Infine suor Berta María Porras Fallas, responsabile della Pastorale Familiare delle Sorelle Terziarie Cappuccine della Sacra Famiglia in Costa Rica, che ha illustrato punto per punto la sua opera di formazione per la “realizzazione vocazionale” delle coppie di futuri sposi, snocciolata in temi come il discernimento, l’amore, la sessualità, la creazione uomo-donna, il rapporto coniugale. Una “sfida enorme”, ha sottolineato la religiosa.

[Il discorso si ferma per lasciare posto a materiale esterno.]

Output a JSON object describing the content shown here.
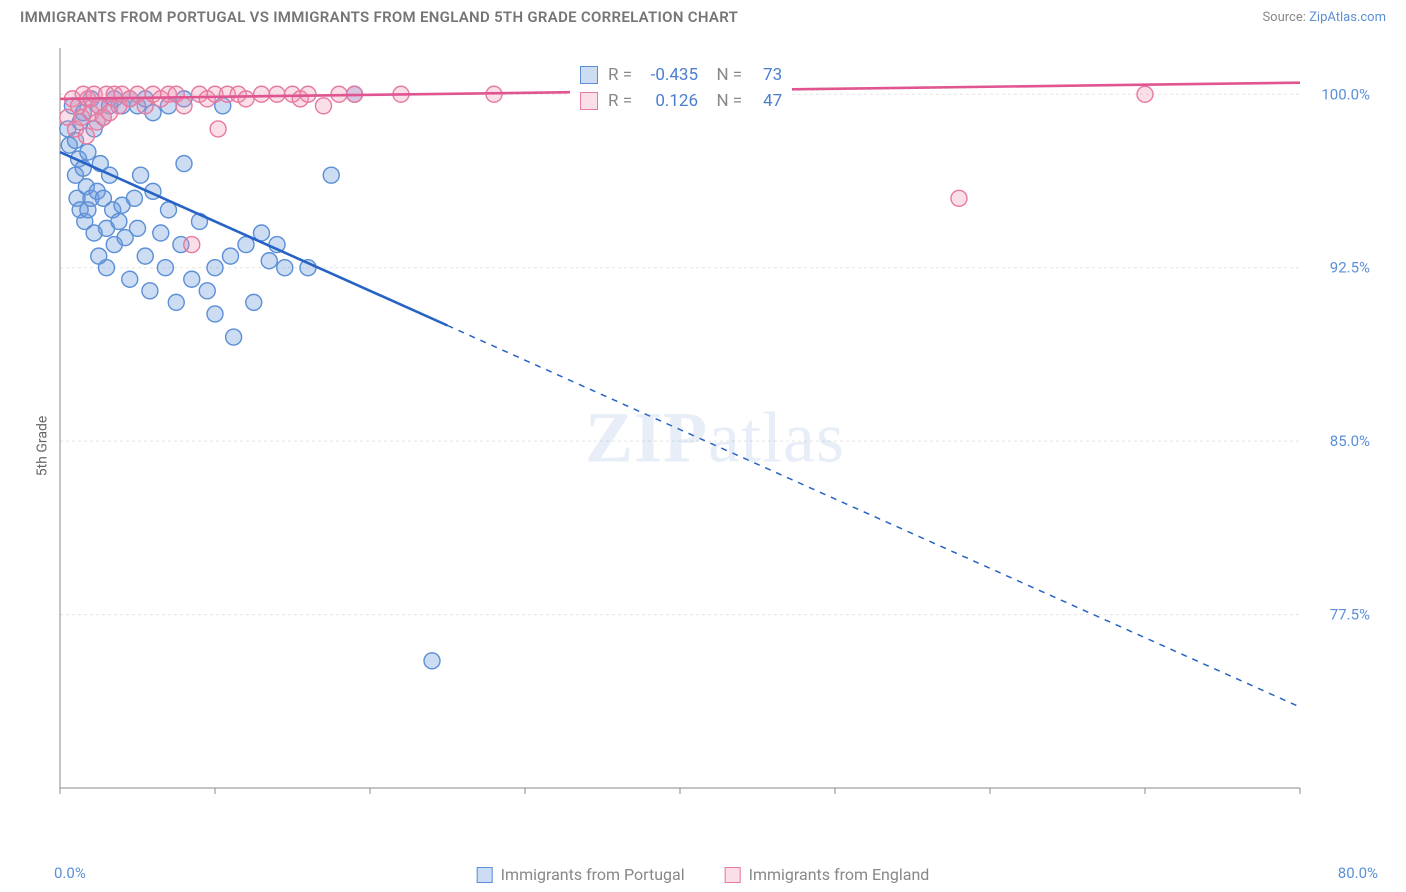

Come lo è anche quella condotta dall’australiana Maria Harries, direttrice nazionale della pastorale familiare e della preparazione al matrimonio, che ha raccontato della sua esperienza ventennale come membro della Commissione Nazionale per gli abusi sui minori. Abusi da parte delle famiglie e del clero: “due livelli di agonia”, ha rimarcato, a cui spesso la Chiesa australiana non ha saputo rispondere adeguatamente provocando un’emorragia di fedeli. Tuttavia, ha detto la Harries, “nelle parole di Papa Francesco, di pregare per ‘ricevere la grazia della vergogna’, abbiamo trovato le modalità, locali e collettive, per stare accanto a tutte queste vittime e alle loro famiglie” e anche per “ascoltare molto profondamente”. “Dalle nostre mancanze e dal dolore che ci accompagna – ha aggiunto – abbiamo l’opportunità di imparare insieme, e forse anche dottrinalmente, per coinvolgere nuovamente e accompagnare le migliaia di famiglie che abbiamo perso. In tal modo, sapremo davvero arricchire la nostra grande e gioiosa Chiesa”.